I'm running an API in cloud run and I want to know if it's possible to mount a DB file from cloud storage to my cloud run container so that I can use that DB file for querying.
For example: I have geolite database file in my cloud storage and I want to mount it everytime a new container is launched by the cloud run so I can query the location.
(This is just an example but storage file can be different like sqlite and bigger & it could be getting updated constantly by other service).

Thanks!

1
I think you should just use a Cloud Storage SDK to download any files you need at the time you need it. I strongly doubt that you'll be able to mount a Cloud Storage bucket as part of the local filesystem. - Doug Stevenson
I though about the downloading but during that time it will not serve the APIs and that could be the issue. It would be like cold start issue. I though if there is any feature in cloud run like we have in AWS Lambda layer which can be directly mounted. - Shashank Sachan
I don't understand the issue. What do you mean by "it will not serve the APIs"? You're going to have to pay the time cost of the download regardless. Even if you were able to "mount" the bucket, it would still take time to get the file. - Doug Stevenson
Also does downloading the file from storage to cloud run is counted as egress or ingress. Just thinking if somehow I make it work by downloading the file then how much it's gonna cost. I'm new to GCP so not clear about few things. As far as I know, ingress is free. - Shashank Sachan
what's the size of the db you want to use? - Pentium10

1 Answers

3
votes

At the time of the posting, there are no ways to mount a storage file in the way you requested. This is a high voted feature request.

What you can do today is:

Split the database into segments, eg: Europe or based on IP make it a separate DB file. Leverage Cloud Run idle/minimum instances features.

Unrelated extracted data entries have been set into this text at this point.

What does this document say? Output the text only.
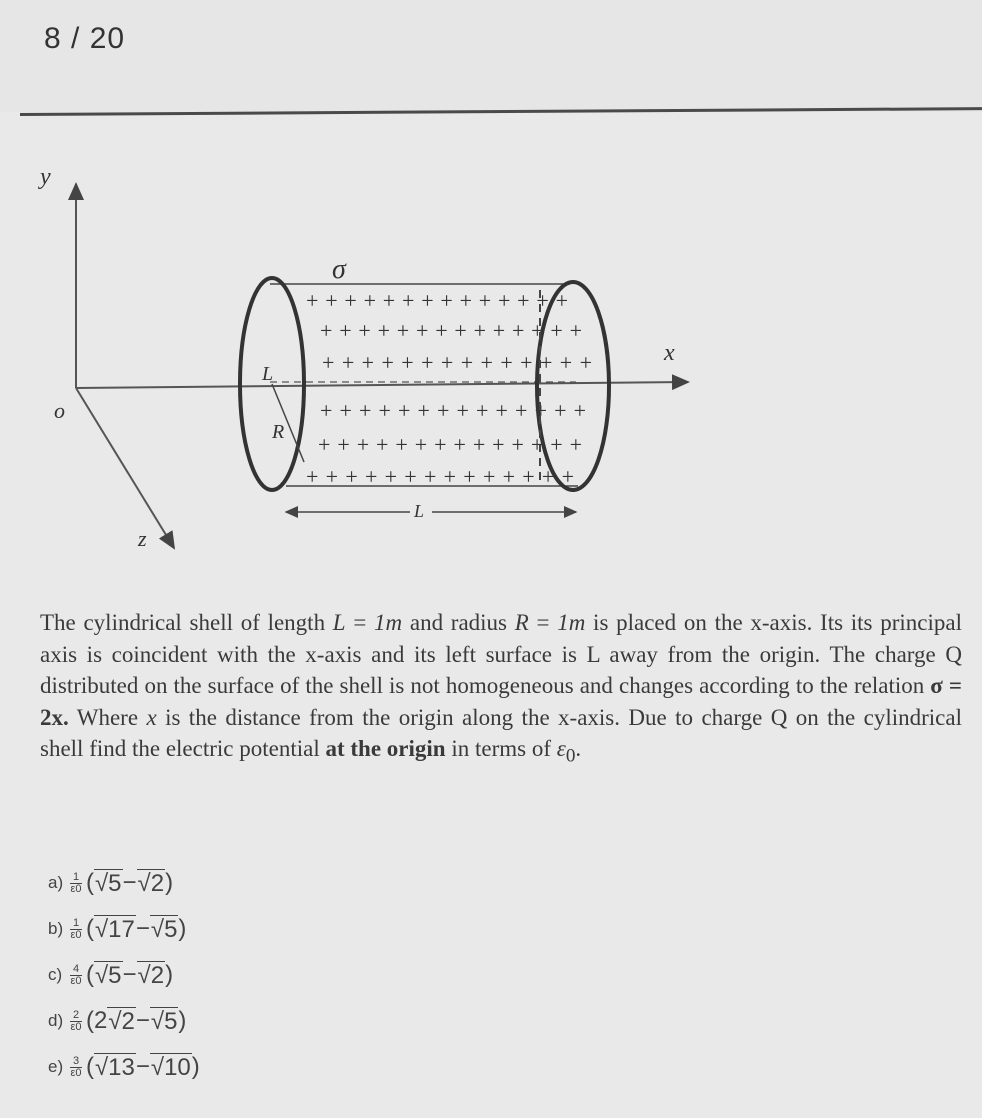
8 / 20
y
x
z
o
σ
++++++++++++++
++++++++++++++
++++++++++++++
++++++++++++++
++++++++++++++
++++++++++++++
L
R
L
The cylindrical shell of length L = 1m and radius R = 1m is placed on the x-axis. Its its principal axis is coincident with the x-axis and its left surface is L away from the origin. The charge Q distributed on the surface of the shell is not homogeneous and changes according to the relation σ = 2x. Where x is the distance from the origin along the x-axis. Due to charge Q on the cylindrical shell find the electric potential at the origin in terms of $\varepsilon_0$.
$a) \frac{1}{\varepsilon 0}$ ( √5 − √2 )
$b) \frac{1}{\varepsilon 0}$ ( √17 − √5 )
$c) \frac{4}{\varepsilon 0}$ ( √5 − √2 )
$d) \frac{2}{\varepsilon 0} (2$ √2 − √5 )
$e) \frac{3}{\varepsilon 0}$ ( √13 − √10 )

Build a container and deploy a service for each piece as a standalone API.
So in Cloud Run you will have a service for:

  • EU geolite service
  • APAC geolite service
  • etc..

The end result is, that you don't download from Storage, instead, you have part of your container. Separating into services also helps you to scale and choose appropriate sizes. Thus if a service gets constant traffic it's always hot.

Also Cloud Run has the concept of the idle instance. You could have leverage that as well, to download from Storage and keep part of your file.

Please understand that the container and your project size (with your DB file part of this) counts towards the memory limit of your Cloud Run service.